Açıkçası halen siyaset bilimcilerce, karşılaştırmalı politika uzmanları tarafından, diğer sosyal bilimciler, hukukçular ve özellikle de Anayasa Hukuku profesörleri tarafından bu garabetin ele alınmaması ve olması gereken bilimsel yargının yapılmaması anlaşılır gibi değildir. Bakın, tekrar okuyun: Anayasa hükümlerine uymayan, bariz güç aşımında bulunan, güçler ayrılığı gibi devlet mimarisinin kirişi-kolonu olan bir sabiteyi insanların güzünün içine bakarak, güzleme-saklama gereği duymaksızın ortadan kaldıran bir haydutluk, sözde muhalefet, işbirlikçi akademi, sahibinin sesi medya, korkak veya yandaş “aydın” kesim tarafından görmezden geliniyor.
Şimdi bu bilgiler ve tespitle ışığında Erdoğan’ın Aydın konuşmasına bir defa daha bakalım.
Erdoğan’ın karşısında kendisinin de bildiği gerçek şu ki, su testisi su yolunda kırılır. Düşünceme göre Erdoğan’ın en ciddi, kendisini asla rahat ettirmeyen, sürekli diken üstünde tutan korkusu, bir darbeyle ani ve beklenmedik bir şekilde iktidarını kaybetmek. Dolayısıyla ben bu Aydın konuşmasının safları sıklaştırıcı, ortalığa gaz verici, ekonomik faciadan dolayı toplumsal katmanlarda birikmiş olan gazı alıcı bir konuşma olduğunu düşünmüyorum. Bence metin dışına çıkan, içindeki korkuyu ortaya koyan, kontrol dışı bir konuşmaydı.
Kendisi darbe yapmış olan sivil darbe lideri Erdoğan, bu darbeyi elbette tek başına yapmadı. Öyle bir şey yok! O kapasite ve güç 2013 Aralık ayında Erdoğan ve ekibinde mevcut değildi. Destek aldılar. Hem de ciddi oranda. Kısacası olan şu: İmece bir sivil darbeyle, derin devletin güdümüne girdiler. Birkaç gün önce yine yazmıştım, tekrar edeyim: Önemli olan Türkiye’nin istikamet değişimiydi. Avrupa Birliği, açık toplum, çok seslilik, liberal demokrasi, hukuk devleti, insan haklarına saygı duyan devlet, gücü sınırlandırılmış ve denetlenebilir iktidar, etnik kimliğin yerine civic ve coğrafi kimlik getirilmesi (Türkiyelilik üst kimliği denen şey) gibi perspektifler birilerini çok rahatsız etmişti. Tabi buna bir de İslamcı kesimin de siyasete eklemlenmesini ekleyin. Yani bir taraftan Kürtler (kendilerini öncelikli olarak Kürt olarak tanımlayanlar), diğer taraftan Müslümanlar (kendilerini öncelikli olarak Müslüman olarak tanımlayanlar) rahatsızlık yaratmıştı.

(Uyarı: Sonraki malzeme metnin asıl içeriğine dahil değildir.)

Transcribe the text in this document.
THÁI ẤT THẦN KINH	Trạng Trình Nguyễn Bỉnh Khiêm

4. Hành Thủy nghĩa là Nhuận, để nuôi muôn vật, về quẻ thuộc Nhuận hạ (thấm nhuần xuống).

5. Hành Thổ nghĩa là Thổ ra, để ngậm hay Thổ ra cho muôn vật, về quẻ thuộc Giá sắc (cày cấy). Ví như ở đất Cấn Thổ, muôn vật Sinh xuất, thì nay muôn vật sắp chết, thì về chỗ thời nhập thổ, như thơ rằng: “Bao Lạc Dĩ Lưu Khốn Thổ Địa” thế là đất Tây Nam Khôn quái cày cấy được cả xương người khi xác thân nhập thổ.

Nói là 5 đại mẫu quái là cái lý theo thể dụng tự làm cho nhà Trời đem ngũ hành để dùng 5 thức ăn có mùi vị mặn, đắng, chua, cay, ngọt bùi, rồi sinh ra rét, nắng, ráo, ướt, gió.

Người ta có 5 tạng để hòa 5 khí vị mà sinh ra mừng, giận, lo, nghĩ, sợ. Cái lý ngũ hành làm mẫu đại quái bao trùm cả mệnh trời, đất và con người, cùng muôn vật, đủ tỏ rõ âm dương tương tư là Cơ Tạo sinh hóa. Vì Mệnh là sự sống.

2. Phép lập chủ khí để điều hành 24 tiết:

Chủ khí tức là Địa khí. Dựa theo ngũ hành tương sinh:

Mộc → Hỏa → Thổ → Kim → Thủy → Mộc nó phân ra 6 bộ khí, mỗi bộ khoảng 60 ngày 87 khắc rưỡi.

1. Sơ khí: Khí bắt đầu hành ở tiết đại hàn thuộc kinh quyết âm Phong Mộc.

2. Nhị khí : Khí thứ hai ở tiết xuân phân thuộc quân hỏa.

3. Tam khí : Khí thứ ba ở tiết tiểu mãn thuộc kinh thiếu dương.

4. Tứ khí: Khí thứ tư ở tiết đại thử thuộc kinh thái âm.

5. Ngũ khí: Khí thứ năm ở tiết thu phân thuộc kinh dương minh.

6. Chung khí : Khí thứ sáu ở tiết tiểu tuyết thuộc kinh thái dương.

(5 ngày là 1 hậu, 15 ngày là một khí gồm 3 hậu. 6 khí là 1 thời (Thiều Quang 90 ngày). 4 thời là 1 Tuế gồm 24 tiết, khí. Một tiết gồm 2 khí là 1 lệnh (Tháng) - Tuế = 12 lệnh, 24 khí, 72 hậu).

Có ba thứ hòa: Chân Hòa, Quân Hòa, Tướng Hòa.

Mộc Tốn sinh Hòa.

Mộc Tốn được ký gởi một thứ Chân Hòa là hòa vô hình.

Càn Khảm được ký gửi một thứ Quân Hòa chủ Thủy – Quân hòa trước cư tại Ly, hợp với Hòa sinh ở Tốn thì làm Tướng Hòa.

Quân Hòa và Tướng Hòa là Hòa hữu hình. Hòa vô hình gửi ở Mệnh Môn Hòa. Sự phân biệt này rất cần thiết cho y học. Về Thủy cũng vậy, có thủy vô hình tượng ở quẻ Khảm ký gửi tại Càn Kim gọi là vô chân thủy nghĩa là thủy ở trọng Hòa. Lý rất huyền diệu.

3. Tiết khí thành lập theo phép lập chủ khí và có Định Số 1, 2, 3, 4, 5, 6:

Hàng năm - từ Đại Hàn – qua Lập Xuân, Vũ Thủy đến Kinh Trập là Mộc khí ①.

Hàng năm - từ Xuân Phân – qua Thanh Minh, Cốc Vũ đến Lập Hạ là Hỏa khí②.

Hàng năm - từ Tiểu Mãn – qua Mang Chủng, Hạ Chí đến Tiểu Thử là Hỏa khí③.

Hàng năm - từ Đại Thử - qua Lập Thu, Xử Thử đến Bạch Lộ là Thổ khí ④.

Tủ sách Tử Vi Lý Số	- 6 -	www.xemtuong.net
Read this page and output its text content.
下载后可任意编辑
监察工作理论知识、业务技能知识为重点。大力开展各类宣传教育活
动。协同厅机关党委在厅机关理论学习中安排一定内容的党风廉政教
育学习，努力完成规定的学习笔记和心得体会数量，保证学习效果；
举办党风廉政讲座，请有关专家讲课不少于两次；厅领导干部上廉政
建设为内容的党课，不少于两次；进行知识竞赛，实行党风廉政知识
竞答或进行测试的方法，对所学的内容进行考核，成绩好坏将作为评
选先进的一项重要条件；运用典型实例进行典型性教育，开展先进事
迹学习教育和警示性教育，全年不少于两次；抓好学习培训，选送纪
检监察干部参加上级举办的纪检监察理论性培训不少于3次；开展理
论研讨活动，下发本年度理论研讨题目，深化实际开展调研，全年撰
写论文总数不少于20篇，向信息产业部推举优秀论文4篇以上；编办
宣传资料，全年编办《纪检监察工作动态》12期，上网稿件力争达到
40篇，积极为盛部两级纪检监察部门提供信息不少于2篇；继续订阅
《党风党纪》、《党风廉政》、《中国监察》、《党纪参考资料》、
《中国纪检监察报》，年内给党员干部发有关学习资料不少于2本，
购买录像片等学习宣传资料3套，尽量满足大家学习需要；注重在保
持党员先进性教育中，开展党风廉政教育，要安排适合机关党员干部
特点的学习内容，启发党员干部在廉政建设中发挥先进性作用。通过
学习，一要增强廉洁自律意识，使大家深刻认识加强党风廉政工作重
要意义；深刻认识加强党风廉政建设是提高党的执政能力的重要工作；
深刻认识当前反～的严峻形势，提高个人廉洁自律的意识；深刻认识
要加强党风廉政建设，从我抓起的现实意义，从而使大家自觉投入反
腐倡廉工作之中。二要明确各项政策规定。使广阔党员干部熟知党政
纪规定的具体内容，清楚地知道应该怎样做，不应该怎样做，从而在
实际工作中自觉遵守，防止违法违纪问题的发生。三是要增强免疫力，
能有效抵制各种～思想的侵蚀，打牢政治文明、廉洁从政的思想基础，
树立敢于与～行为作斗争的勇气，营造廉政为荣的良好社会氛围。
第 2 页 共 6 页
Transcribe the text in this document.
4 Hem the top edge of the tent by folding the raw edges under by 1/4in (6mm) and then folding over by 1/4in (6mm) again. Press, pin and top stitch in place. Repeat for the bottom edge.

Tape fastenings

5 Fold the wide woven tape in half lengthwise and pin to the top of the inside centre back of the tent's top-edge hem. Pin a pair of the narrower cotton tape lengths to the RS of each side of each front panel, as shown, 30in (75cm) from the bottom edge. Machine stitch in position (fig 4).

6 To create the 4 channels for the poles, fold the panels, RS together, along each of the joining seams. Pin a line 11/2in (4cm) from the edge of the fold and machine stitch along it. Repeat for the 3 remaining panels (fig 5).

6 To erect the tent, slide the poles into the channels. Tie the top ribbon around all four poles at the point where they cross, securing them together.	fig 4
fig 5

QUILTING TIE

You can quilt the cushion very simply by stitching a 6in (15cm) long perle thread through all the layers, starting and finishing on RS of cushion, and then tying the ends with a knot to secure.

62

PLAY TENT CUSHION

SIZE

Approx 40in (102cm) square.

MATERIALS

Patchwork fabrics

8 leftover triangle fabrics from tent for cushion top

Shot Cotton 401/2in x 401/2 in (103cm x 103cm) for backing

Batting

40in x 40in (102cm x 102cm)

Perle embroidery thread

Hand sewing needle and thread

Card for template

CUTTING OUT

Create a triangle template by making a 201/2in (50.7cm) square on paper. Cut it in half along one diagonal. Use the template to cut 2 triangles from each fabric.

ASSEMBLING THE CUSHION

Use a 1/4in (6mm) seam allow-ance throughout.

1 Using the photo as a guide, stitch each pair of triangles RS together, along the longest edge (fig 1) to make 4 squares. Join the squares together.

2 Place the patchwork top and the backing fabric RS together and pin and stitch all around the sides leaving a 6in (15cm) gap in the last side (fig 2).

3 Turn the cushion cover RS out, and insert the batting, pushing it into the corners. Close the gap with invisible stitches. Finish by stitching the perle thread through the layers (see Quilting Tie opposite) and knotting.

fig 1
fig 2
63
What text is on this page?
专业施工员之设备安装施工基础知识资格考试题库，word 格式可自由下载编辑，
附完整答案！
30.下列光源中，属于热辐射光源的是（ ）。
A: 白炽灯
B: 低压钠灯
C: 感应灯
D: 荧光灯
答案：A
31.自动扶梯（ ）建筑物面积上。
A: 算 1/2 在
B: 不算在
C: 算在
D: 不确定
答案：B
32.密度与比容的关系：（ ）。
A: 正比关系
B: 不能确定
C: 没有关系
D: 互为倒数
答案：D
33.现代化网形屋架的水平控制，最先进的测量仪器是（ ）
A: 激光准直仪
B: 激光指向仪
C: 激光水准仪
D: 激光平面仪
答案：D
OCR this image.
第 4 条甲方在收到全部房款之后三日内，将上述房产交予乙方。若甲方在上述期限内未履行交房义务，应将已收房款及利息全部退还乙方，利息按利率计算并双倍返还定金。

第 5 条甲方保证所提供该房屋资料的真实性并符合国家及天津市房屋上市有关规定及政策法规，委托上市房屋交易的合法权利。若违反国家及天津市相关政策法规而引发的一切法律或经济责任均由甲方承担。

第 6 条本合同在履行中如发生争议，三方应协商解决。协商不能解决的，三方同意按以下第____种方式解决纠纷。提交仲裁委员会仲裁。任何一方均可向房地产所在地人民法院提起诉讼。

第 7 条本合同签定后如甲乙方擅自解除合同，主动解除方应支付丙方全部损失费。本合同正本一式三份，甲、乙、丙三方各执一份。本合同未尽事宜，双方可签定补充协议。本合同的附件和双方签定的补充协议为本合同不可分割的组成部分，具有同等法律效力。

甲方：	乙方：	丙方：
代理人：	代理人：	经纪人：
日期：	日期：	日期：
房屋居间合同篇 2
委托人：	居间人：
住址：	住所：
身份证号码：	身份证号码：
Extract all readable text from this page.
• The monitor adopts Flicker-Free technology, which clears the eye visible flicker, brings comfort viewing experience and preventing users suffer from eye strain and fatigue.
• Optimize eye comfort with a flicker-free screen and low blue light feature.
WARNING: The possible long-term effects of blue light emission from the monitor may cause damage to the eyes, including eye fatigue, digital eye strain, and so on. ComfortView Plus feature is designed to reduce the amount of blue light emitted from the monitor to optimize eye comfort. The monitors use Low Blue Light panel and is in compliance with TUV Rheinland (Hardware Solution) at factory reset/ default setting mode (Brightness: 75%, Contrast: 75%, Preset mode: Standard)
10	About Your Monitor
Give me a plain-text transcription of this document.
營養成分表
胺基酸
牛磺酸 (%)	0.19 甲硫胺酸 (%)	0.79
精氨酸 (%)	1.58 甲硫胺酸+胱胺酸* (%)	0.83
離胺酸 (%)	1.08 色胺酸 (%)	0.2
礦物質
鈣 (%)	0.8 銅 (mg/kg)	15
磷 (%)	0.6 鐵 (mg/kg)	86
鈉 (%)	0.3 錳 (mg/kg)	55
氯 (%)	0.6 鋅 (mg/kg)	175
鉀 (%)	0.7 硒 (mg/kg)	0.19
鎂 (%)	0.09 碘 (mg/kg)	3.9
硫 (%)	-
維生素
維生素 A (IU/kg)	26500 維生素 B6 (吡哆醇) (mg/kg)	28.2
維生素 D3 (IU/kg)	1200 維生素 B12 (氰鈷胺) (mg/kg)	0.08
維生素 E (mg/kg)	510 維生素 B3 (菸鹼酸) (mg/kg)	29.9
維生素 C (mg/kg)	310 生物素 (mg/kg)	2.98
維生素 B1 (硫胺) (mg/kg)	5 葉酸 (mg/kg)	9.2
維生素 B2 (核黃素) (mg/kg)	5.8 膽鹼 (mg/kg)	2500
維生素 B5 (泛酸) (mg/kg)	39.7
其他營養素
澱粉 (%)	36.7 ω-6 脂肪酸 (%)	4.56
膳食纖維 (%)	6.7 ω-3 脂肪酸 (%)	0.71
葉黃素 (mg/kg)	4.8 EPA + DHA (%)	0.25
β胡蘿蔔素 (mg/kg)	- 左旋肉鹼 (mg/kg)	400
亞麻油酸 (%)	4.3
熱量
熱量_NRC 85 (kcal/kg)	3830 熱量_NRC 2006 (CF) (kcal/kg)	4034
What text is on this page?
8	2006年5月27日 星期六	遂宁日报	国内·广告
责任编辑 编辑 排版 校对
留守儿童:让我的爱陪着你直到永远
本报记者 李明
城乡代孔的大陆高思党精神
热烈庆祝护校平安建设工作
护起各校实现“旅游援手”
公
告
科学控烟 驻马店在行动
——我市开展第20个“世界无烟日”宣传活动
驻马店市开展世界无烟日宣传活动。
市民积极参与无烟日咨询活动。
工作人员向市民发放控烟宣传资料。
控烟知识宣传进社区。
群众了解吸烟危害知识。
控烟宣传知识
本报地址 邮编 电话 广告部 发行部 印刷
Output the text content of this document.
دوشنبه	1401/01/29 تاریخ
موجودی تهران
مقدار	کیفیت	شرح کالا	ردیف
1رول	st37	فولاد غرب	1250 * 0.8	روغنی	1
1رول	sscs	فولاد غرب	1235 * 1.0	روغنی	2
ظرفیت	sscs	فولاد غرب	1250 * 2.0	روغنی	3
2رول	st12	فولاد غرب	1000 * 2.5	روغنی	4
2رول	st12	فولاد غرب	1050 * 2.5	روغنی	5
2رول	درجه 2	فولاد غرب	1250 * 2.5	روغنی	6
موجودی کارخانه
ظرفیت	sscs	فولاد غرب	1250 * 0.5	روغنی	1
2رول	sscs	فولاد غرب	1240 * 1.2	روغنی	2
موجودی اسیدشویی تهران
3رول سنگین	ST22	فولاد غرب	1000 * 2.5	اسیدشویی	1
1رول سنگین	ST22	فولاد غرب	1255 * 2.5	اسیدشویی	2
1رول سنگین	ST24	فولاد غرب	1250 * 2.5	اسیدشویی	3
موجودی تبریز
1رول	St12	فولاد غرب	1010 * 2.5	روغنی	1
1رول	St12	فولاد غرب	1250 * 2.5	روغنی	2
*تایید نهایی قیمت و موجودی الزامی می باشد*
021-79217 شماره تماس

Türkiye’yi istedikleri raya yeniden oturtmak için bir manivela ve bir karizmatik lider gerekiyordu. Unutmayın, karizmatik lider demek illa da gerçeğe tekabül eden bir kalifikasyon veya yetkinlik demek değildir. Karizma, halkın algılarıyla ilgili bir şeydir. Erdoğan’ın şişirilmiş, asla hak etmediği imajı, birileri için son derece kullanışlı olmasını sağlayacaktı. Öyle de oldu. Karşılarındaki İslamcı ve muhafazakâr kitlelere ve verse kabul ettiren bir sihirbaz vardı ve bu, Erdoğan’ın yargı sürecinden kurtarılmasının en önemli nedeniydi. Aynen bir suçlunun eğer itiraflarıyla ve ifşalarıyla işe yarayacaksa adli makamlarca içeriden çıkartılması gibi, Erdoğan da bahsettiğim sihirbazlık özelliğiyle yolsuzluk soruşturmalarından kurtarıldı. Karşılığında da esasında hiç hoşlanmadığı tiplere teslim oldu. Bu demek değil ki rolünü istemeden yapıyor. Erdoğan’ın hiçbir etik kaygısı, hatta ahlaksal bir meselesi yok. Olaylara son derece basit ve pragmatik bakıyor. Onun iktidarda seçimlerle veya sivil darbe neticesinde kalması arasında herhangi bir fark gördüğünü zannetmiyorum. Dolayısıyla ortak amaçlar veya düşmanımın düşmanı dostumdur yaklaşımıyla, her şeyi kabullendi.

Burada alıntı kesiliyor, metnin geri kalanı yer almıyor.